Everybody knows the other rules, too. You can't bid on individual items; you buy the whole room. You have to clean out the room, including garbage. And you can't open up any boxes to look inside. You can't even step into a room before you buy it. You have to make your bid based only on what your eyes can see. Some buyers shine flashlights into the cavities between boxes and bags, hoping to spot a treasure that others may have missed. At No. 1242, they're not seeing much.
"OK," Cure says, "the bidding starts at $25."
"I saw the microwave," Douglas says with shrug. "I can get 20 for that." The room satisfied Douglas' personal rule: Price everything in the room that you can see and bid only up to that price. Everything else in the room is gravy. Of course, it's the gravy that people are hungry for. People have found old military medals, gold, money and guns buried in the boxes. "One time someone found a live hand grenade. One time a stolen car," says Douglas.
Sometimes you strike gold. Most of the time, you strike shit. "Last week," says Douglas, "I bought a unit for 150 bucks. I didn't see anything, but it was packed. It turns out it was garbage. Garbage wrapped up in garbage. Wrapped up like Christmas presents. I guess they figured it was cheaper than to have somebody come get it, so they dumped it in the unit."
At the next room for sale, Douglas sees a radio that he could get $20 for, and he spots a bulky cabinet TV which could fetch $25. He buys the room for $5.
The final lot is the crème de la crumbs. As the door is lifted, a chorus of "oohs" greets a leather couch, a late-model TV and a nice vase with fancy imitation flowers. The bidding starts at $50, and it's fierce. Douglas' associate, Fran Lesser, 60, of Medford, drops out at $200. The unit sells for $250.
But the Douglas-Lesser team bought two rooms. After paying for themand leaving a $100 deposit to ensure they clean out the rooms completelyLesser, her son Joe, 38, and Douglas get a cart and haul their booty home.

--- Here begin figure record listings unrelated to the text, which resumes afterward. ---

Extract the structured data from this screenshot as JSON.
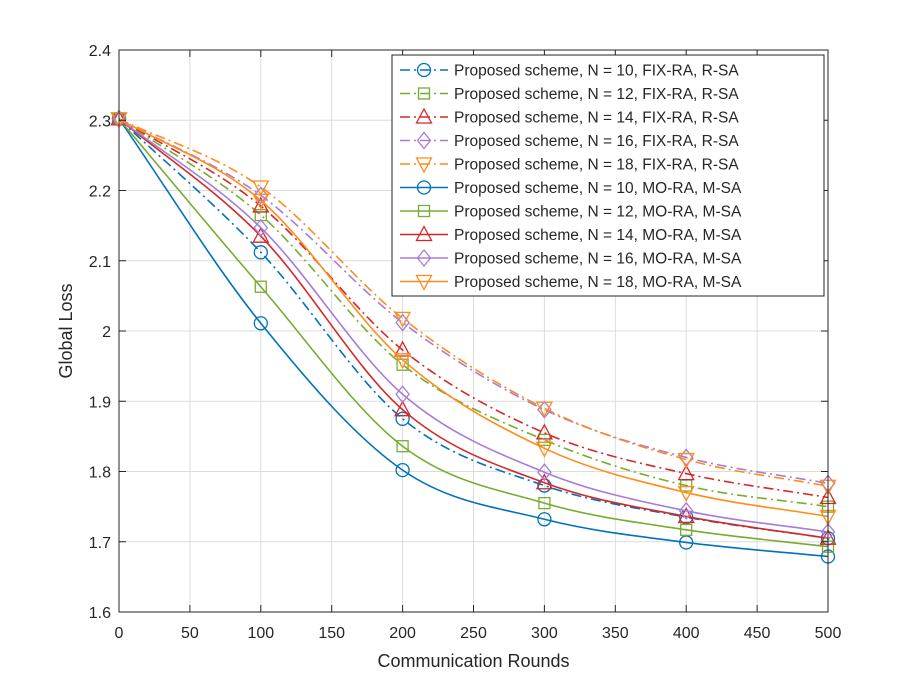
{
  "chart_data": {
    "type": "line",
    "title": "",
    "xlabel": "Communication Rounds",
    "ylabel": "Global Loss",
    "xlim": [
      0,
      500
    ],
    "ylim": [
      1.6,
      2.4
    ],
    "x_ticks": [
      0,
      50,
      100,
      150,
      200,
      250,
      300,
      350,
      400,
      450,
      500
    ],
    "y_ticks": [
      1.6,
      1.7,
      1.8,
      1.9,
      2.0,
      2.1,
      2.2,
      2.3,
      2.4
    ],
    "x_tick_labels": [
      "0",
      "50",
      "100",
      "150",
      "200",
      "250",
      "300",
      "350",
      "400",
      "450",
      "500"
    ],
    "y_tick_labels": [
      "1.6",
      "1.7",
      "1.8",
      "1.9",
      "2",
      "2.1",
      "2.2",
      "2.3",
      "2.4"
    ],
    "grid": true,
    "legend_position": "top-right",
    "marker_x": [
      0,
      100,
      200,
      300,
      400,
      500
    ],
    "series": [
      {
        "name": "Proposed scheme, N = 10, FIX-RA, R-SA",
        "color": "#0072BD",
        "line_style": "dash-dot",
        "marker": "circle",
        "values": [
          2.302,
          2.112,
          1.875,
          1.78,
          1.735,
          1.705
        ]
      },
      {
        "name": "Proposed scheme, N = 12, FIX-RA, R-SA",
        "color": "#77AC30",
        "line_style": "dash-dot",
        "marker": "square",
        "values": [
          2.302,
          2.165,
          1.952,
          1.845,
          1.78,
          1.75
        ]
      },
      {
        "name": "Proposed scheme, N = 14, FIX-RA, R-SA",
        "color": "#D62728",
        "line_style": "dash-dot",
        "marker": "triangle-up",
        "values": [
          2.302,
          2.178,
          1.973,
          1.855,
          1.797,
          1.763
        ]
      },
      {
        "name": "Proposed scheme, N = 16, FIX-RA, R-SA",
        "color": "#A77CD8",
        "line_style": "dash-dot",
        "marker": "diamond",
        "values": [
          2.302,
          2.193,
          2.012,
          1.888,
          1.82,
          1.783
        ]
      },
      {
        "name": "Proposed scheme, N = 18, FIX-RA, R-SA",
        "color": "#FF8C1A",
        "line_style": "dash-dot",
        "marker": "triangle-down",
        "values": [
          2.302,
          2.205,
          2.018,
          1.89,
          1.817,
          1.779
        ]
      },
      {
        "name": "Proposed scheme, N = 10, MO-RA, M-SA",
        "color": "#0072BD",
        "line_style": "solid",
        "marker": "circle",
        "values": [
          2.302,
          2.011,
          1.802,
          1.732,
          1.699,
          1.679
        ]
      },
      {
        "name": "Proposed scheme, N = 12, MO-RA, M-SA",
        "color": "#77AC30",
        "line_style": "solid",
        "marker": "square",
        "values": [
          2.302,
          2.063,
          1.836,
          1.755,
          1.717,
          1.693
        ]
      },
      {
        "name": "Proposed scheme, N = 14, MO-RA, M-SA",
        "color": "#D62728",
        "line_style": "solid",
        "marker": "triangle-up",
        "values": [
          2.302,
          2.135,
          1.888,
          1.784,
          1.736,
          1.705
        ]
      },
      {
        "name": "Proposed scheme, N = 16, MO-RA, M-SA",
        "color": "#A77CD8",
        "line_style": "solid",
        "marker": "diamond",
        "values": [
          2.302,
          2.147,
          1.91,
          1.799,
          1.744,
          1.714
        ]
      },
      {
        "name": "Proposed scheme, N = 18, MO-RA, M-SA",
        "color": "#FF8C1A",
        "line_style": "solid",
        "marker": "triangle-down",
        "values": [
          2.302,
          2.186,
          1.959,
          1.833,
          1.77,
          1.736
        ]
      }
    ]
  }
}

This is the fun part, when you open the boxes to see whether you found a Civil War rifle or Jimmy Hoffa. In the first locker, they are met by bric-a-brac, kitchen stuff, a ball of twine, a fish bowl, a box of hangers and clothes. They will go through the pockets later, but on first inspection, all they got in this one was the microwave.
The second $5 room yields a black light, a bag of shoes, and pots and pans. Douglas and Joe Lesser load box after box into a cart. One wicker chest in the back is filled with corn flakes, a half-empty bottle of Italian dressing, Gulden's mustard. "You're not supposed to do that," Fran Lesser says of storing food in these lockers.
Joe reaches into the room and pulls out a small blue suitcase.
"That's children's stuff," his mom tells him.
"How do you know?" Joe replies. "It could be money."
He pulls back the zipper and stuffed animals spill out.